Frank Soos is retired from the University of Alaska, where he taught English and creative writing.

It’s midwinter in Fairbanks, Alaska, and my cross-country-skiing friends and I are taking a break on a 12-mile tour along dog-sled-mushing, fat-tire-biking and snow-machining trails. Just now we’re at a spot where the woods open onto the edge of a big hayfield, a field covered with an unblemished blanket of snow.

As we rest, one of our number reminds us that just beyond the fence is a gas station/convenience store on Chena Hot Springs Road, where in 2019 a driver, irate at someone in a car trying to pass him, fired his pistol at the car. I think of the woman I’d encountered on the ski trails at a local college; her equipment included a holstered pistol. When I asked her why, she said, “Because of people like you.” I quickly skied on.

Such is the place where we live. But on this day, several weeks after the winter solstice, the light is coming back, the trail is pleasant. The temperature was minus-1 when we set out — I was taken by surprise, because it had been in the 20s most of the week, and I’m a little underdressed. As long as we move briskly and don’t take long breaks, I’ll be fine.

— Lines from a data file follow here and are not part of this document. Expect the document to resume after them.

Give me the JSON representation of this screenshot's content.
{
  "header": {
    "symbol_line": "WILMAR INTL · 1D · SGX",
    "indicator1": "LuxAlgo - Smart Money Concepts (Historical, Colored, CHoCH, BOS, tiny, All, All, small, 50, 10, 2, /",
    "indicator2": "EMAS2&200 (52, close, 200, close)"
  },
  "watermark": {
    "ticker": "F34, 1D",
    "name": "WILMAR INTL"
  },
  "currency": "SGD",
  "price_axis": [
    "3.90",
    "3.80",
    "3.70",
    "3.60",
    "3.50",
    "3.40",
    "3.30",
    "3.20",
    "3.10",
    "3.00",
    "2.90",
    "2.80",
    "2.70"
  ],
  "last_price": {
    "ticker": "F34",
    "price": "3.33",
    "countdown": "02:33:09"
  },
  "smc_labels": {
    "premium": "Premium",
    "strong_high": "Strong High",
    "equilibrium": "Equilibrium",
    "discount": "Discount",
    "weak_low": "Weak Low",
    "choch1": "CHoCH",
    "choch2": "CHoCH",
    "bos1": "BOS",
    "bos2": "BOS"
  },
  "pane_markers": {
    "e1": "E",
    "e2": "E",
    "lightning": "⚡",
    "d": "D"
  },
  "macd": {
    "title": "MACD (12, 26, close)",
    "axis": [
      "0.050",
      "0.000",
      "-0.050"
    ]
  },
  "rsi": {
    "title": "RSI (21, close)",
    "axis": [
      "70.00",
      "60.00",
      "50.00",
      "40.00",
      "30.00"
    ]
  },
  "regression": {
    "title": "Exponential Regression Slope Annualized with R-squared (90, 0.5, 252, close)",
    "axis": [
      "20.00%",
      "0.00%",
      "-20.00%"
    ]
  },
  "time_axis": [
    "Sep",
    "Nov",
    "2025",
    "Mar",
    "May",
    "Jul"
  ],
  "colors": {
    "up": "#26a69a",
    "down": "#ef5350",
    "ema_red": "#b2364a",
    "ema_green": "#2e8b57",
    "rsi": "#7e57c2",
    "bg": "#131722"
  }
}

Yes, the warm past week had been weather, not climate. But when all is said and done, when the data is compiled, it will confirm an unavoidable fact. Our winter temperatures are creeping higher every year, and the plunges to minus-40 or below are scarcer and scarcer.

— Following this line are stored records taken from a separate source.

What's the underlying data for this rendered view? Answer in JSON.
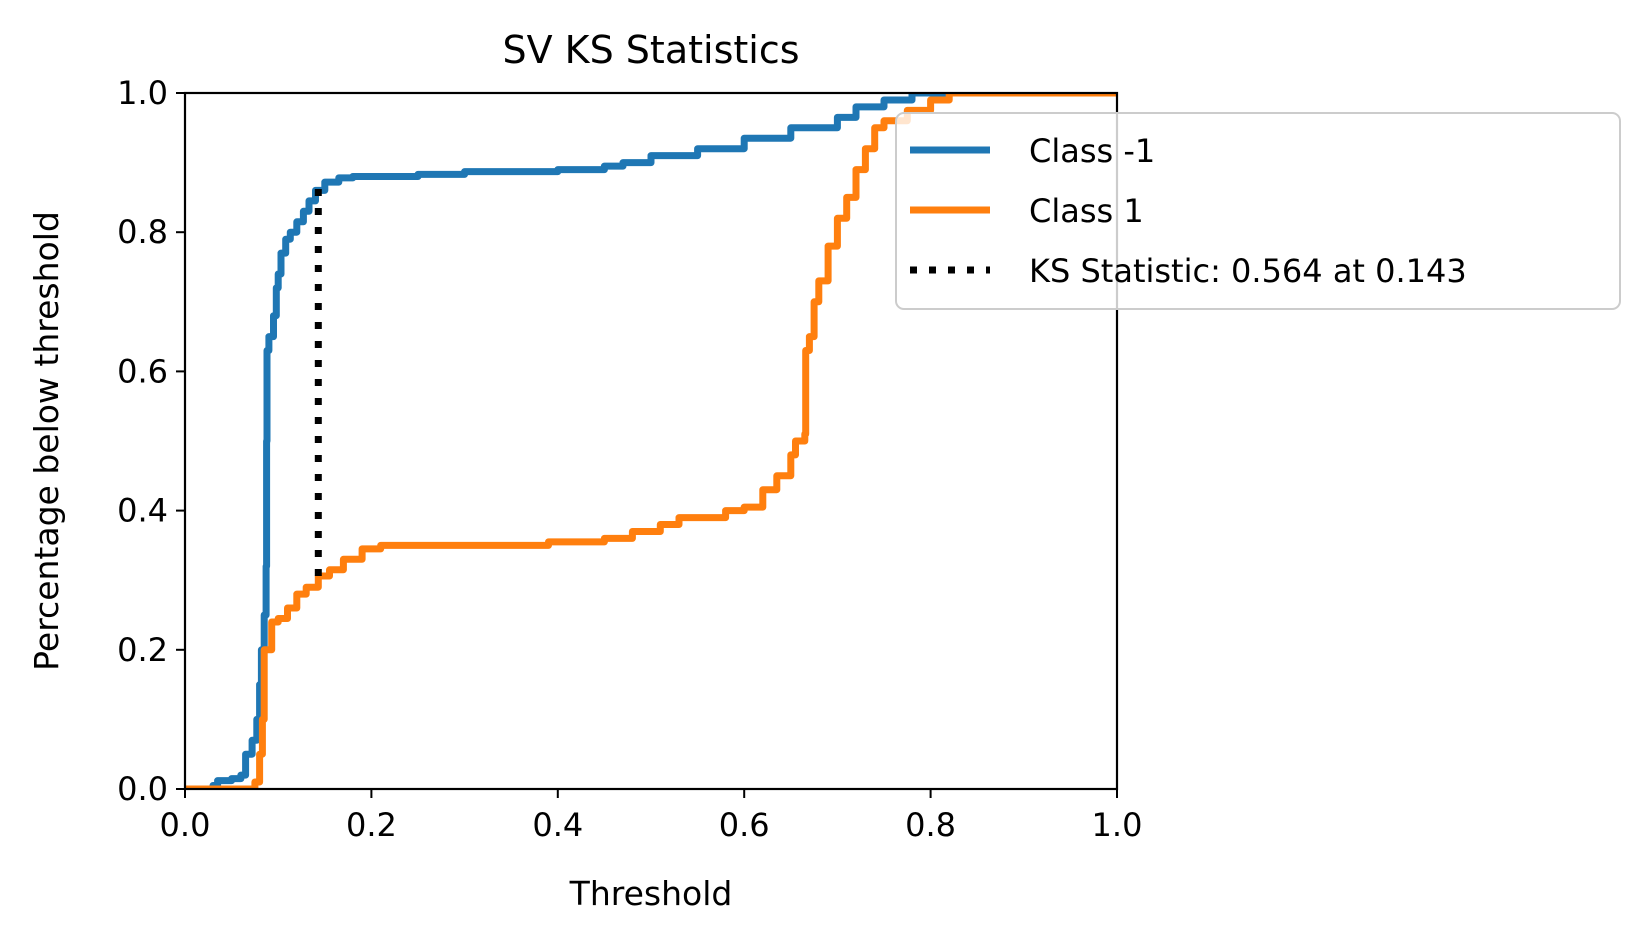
{
  "chart_data": {
    "type": "line",
    "title": "SV KS Statistics",
    "xlabel": "Threshold",
    "ylabel": "Percentage below threshold",
    "xlim": [
      0.0,
      1.0
    ],
    "ylim": [
      0.0,
      1.0
    ],
    "x_ticks": [
      "0.0",
      "0.2",
      "0.4",
      "0.6",
      "0.8",
      "1.0"
    ],
    "y_ticks": [
      "0.0",
      "0.2",
      "0.4",
      "0.6",
      "0.8",
      "1.0"
    ],
    "grid": false,
    "legend_position": "top-right",
    "series": [
      {
        "name": "Class -1",
        "color": "#1f77b4",
        "style": "solid",
        "points": [
          [
            0.0,
            0.0
          ],
          [
            0.03,
            0.005
          ],
          [
            0.035,
            0.012
          ],
          [
            0.05,
            0.015
          ],
          [
            0.06,
            0.02
          ],
          [
            0.065,
            0.05
          ],
          [
            0.072,
            0.07
          ],
          [
            0.077,
            0.1
          ],
          [
            0.08,
            0.15
          ],
          [
            0.082,
            0.2
          ],
          [
            0.085,
            0.25
          ],
          [
            0.087,
            0.32
          ],
          [
            0.0875,
            0.5
          ],
          [
            0.088,
            0.63
          ],
          [
            0.09,
            0.65
          ],
          [
            0.095,
            0.68
          ],
          [
            0.098,
            0.72
          ],
          [
            0.1,
            0.74
          ],
          [
            0.103,
            0.77
          ],
          [
            0.108,
            0.79
          ],
          [
            0.113,
            0.8
          ],
          [
            0.12,
            0.815
          ],
          [
            0.127,
            0.83
          ],
          [
            0.133,
            0.845
          ],
          [
            0.14,
            0.86
          ],
          [
            0.15,
            0.872
          ],
          [
            0.165,
            0.878
          ],
          [
            0.18,
            0.88
          ],
          [
            0.25,
            0.883
          ],
          [
            0.3,
            0.887
          ],
          [
            0.4,
            0.89
          ],
          [
            0.45,
            0.895
          ],
          [
            0.47,
            0.9
          ],
          [
            0.5,
            0.91
          ],
          [
            0.55,
            0.92
          ],
          [
            0.6,
            0.935
          ],
          [
            0.65,
            0.95
          ],
          [
            0.7,
            0.965
          ],
          [
            0.72,
            0.98
          ],
          [
            0.75,
            0.99
          ],
          [
            0.78,
            1.0
          ],
          [
            1.0,
            1.0
          ]
        ]
      },
      {
        "name": "Class 1",
        "color": "#ff7f0e",
        "style": "solid",
        "points": [
          [
            0.0,
            0.0
          ],
          [
            0.07,
            0.0
          ],
          [
            0.075,
            0.01
          ],
          [
            0.08,
            0.05
          ],
          [
            0.083,
            0.1
          ],
          [
            0.085,
            0.2
          ],
          [
            0.09,
            0.2
          ],
          [
            0.093,
            0.24
          ],
          [
            0.1,
            0.245
          ],
          [
            0.11,
            0.26
          ],
          [
            0.12,
            0.28
          ],
          [
            0.13,
            0.29
          ],
          [
            0.143,
            0.306
          ],
          [
            0.155,
            0.315
          ],
          [
            0.17,
            0.33
          ],
          [
            0.19,
            0.345
          ],
          [
            0.21,
            0.35
          ],
          [
            0.37,
            0.35
          ],
          [
            0.39,
            0.355
          ],
          [
            0.45,
            0.36
          ],
          [
            0.48,
            0.37
          ],
          [
            0.51,
            0.38
          ],
          [
            0.53,
            0.39
          ],
          [
            0.56,
            0.39
          ],
          [
            0.58,
            0.4
          ],
          [
            0.6,
            0.405
          ],
          [
            0.62,
            0.43
          ],
          [
            0.635,
            0.45
          ],
          [
            0.65,
            0.48
          ],
          [
            0.655,
            0.5
          ],
          [
            0.665,
            0.51
          ],
          [
            0.666,
            0.63
          ],
          [
            0.67,
            0.65
          ],
          [
            0.675,
            0.7
          ],
          [
            0.68,
            0.73
          ],
          [
            0.69,
            0.78
          ],
          [
            0.7,
            0.82
          ],
          [
            0.71,
            0.85
          ],
          [
            0.72,
            0.89
          ],
          [
            0.73,
            0.92
          ],
          [
            0.74,
            0.95
          ],
          [
            0.75,
            0.96
          ],
          [
            0.775,
            0.975
          ],
          [
            0.8,
            0.99
          ],
          [
            0.82,
            1.0
          ],
          [
            1.0,
            1.0
          ]
        ]
      },
      {
        "name": "KS Statistic: 0.564 at 0.143",
        "color": "#000000",
        "style": "dotted",
        "points": [
          [
            0.143,
            0.306
          ],
          [
            0.143,
            0.87
          ]
        ]
      }
    ]
  }
}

Every one of us skiers knows this. All Alaskans know it. We find ourselves torn, though, between our collective dependence on revenue from oil and the environmental damage it is causing. Here in the north, climate change is happening faster than elsewhere. As it does, more of the permafrost — discontinuous in the Fairbanks area, continuous the farther north you go — begins to thaw. And as it thaws, it releases the methane trapped inside, a greenhouse gas more damaging than carbon dioxide.

Today, it’s hard not to be smitten by the beauty of this place, the snow, the hoarfrost coating every limb on the willows that line the field, the stillness of land at rest. We are a mixed group, ages from mid-70s to around 45, good-enough skiers to make this trip on skinny skis with a minimum of falls. To live here happily, I believe, is to embrace this land — winter and summer. We all do. In summer, we canoe, cycle, run, hike and fish.

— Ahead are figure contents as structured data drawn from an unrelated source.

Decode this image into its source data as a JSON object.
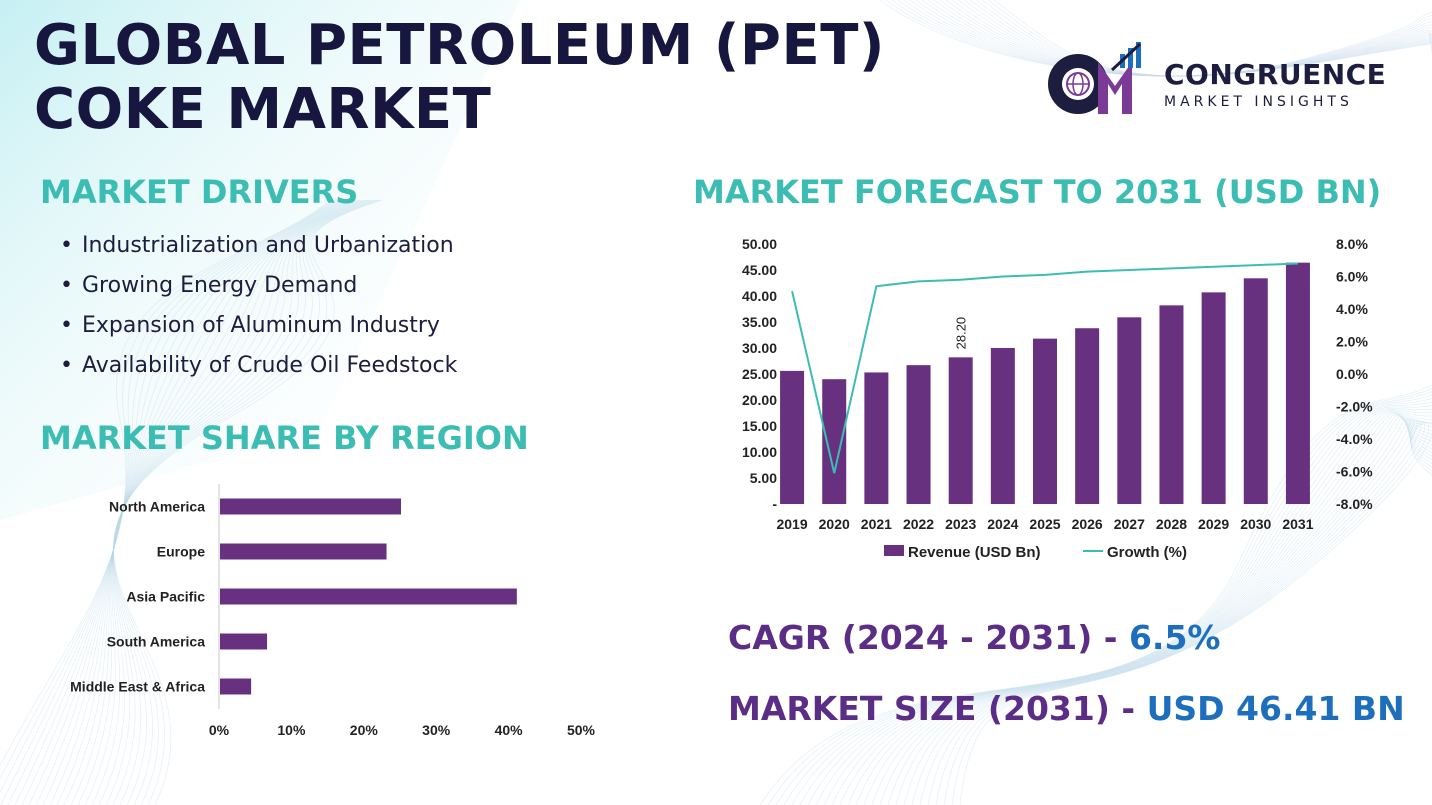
{
  "title": {
    "line1": "GLOBAL PETROLEUM (PET)",
    "line2": "COKE MARKET"
  },
  "logo": {
    "word": "CONGRUENCE",
    "sub": "MARKET INSIGHTS",
    "monogram": "CM"
  },
  "drivers": {
    "heading": "MARKET DRIVERS",
    "items": [
      "Industrialization and Urbanization",
      "Growing Energy Demand",
      "Expansion of Aluminum Industry",
      "Availability of Crude Oil Feedstock"
    ]
  },
  "region_heading": "MARKET SHARE BY REGION",
  "forecast_heading": "MARKET FORECAST TO 2031 (USD BN)",
  "stats": {
    "cagr_label": "CAGR (2024 - 2031)",
    "cagr_sep": " - ",
    "cagr_value": "6.5%",
    "size_label": "MARKET SIZE (2031)",
    "size_sep": " - ",
    "size_value": "USD 46.41 BN"
  },
  "colors": {
    "bar": "#67317f",
    "growth": "#3cbdb3",
    "heading": "#3cbdb3",
    "title": "#16163f"
  },
  "chart_data": [
    {
      "type": "bar",
      "orientation": "horizontal",
      "categories": [
        "North America",
        "Europe",
        "Asia Pacific",
        "South America",
        "Middle East & Africa"
      ],
      "values": [
        25,
        23,
        41,
        6.5,
        4.3
      ],
      "xlim": [
        0,
        50
      ],
      "ticks": [
        "0%",
        "10%",
        "20%",
        "30%",
        "40%",
        "50%"
      ],
      "grid": false
    },
    {
      "type": "bar",
      "categories": [
        "2019",
        "2020",
        "2021",
        "2022",
        "2023",
        "2024",
        "2025",
        "2026",
        "2027",
        "2028",
        "2029",
        "2030",
        "2031"
      ],
      "series": [
        {
          "name": "Revenue (USD Bn)",
          "type": "bar",
          "axis": "left",
          "values": [
            25.6,
            24.0,
            25.3,
            26.7,
            28.2,
            30.0,
            31.8,
            33.8,
            35.9,
            38.2,
            40.7,
            43.4,
            46.41
          ]
        },
        {
          "name": "Growth (%)",
          "type": "line",
          "axis": "right",
          "values": [
            5.1,
            -6.1,
            5.4,
            5.7,
            5.8,
            6.0,
            6.1,
            6.3,
            6.4,
            6.5,
            6.6,
            6.7,
            6.8
          ]
        }
      ],
      "data_labels": [
        {
          "index": 4,
          "text": "28.20"
        }
      ],
      "ylim_left": [
        0,
        50
      ],
      "ylim_right": [
        -8,
        8
      ],
      "left_ticks": [
        "-",
        "5.00",
        "10.00",
        "15.00",
        "20.00",
        "25.00",
        "30.00",
        "35.00",
        "40.00",
        "45.00",
        "50.00"
      ],
      "right_ticks": [
        "-8.0%",
        "-6.0%",
        "-4.0%",
        "-2.0%",
        "0.0%",
        "2.0%",
        "4.0%",
        "6.0%",
        "8.0%"
      ],
      "legend": "bottom",
      "grid": false
    }
  ]
}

Ski season used to range from mid-October through mid-April, sometimes beyond. I can remember a joyous ski on Cinco de Mayo with beer and brats afterward. Lately, though, the season has grown shorter — often on both ends. The growing season for that hayfield we skied past might be a week longer on either end.

We Alaskans have trapped ourselves between our economics and our climate, and as a group, we can’t seem to find a way out. Just now, we have a little over six hours of daylight, with the sun always low on the horizon. Solar panels do the best they can. Farther west, where the wind can really blow, it does not blow constantly.

With so much room, we’ve chosen to sprawl ourselves over the landscape. Wilderburb: those neighborhoods we build deep in the woods, the houses so thoroughly nestled that neighbors seldom see each other. As a result, we need our cars to commute from home to work. This far north, it’s unlikely we can ever get along without using fossil fuels. Through our actions and our choices, we are slowly ruining the place we claim to love.

Today, these questions are not front-of-mind. I’m too busy concentrating on getting a good start so I can herringbone up that steep little pitch. The sharp air, the fellowship, the sheer pleasure of putting muscles to work allow me to forget about these worrisome questions that defy easy answers and don’t go away. Maybe that is our collective problem. It’s hard to complain about milder winters even when we know they’re evidence of an ugly future that we, our kids and grandkids all have to face.

Right at the end of our ski, I miss the turn by a big gray house I was to take to avoid a steep downhill. Suddenly, I’m going faster than my comfort level and snowplowing like crazy to stay in control. Toward the bottom, I pull off on a side trail and look back for my companions, who had been in front of me, to see if they still might be on the trail above me. I can’t spot anyone, but seeing some ski tracks on the main trail, I go on. Everybody pops out at the end of the trail soon enough. Great fun, great joy. And yet.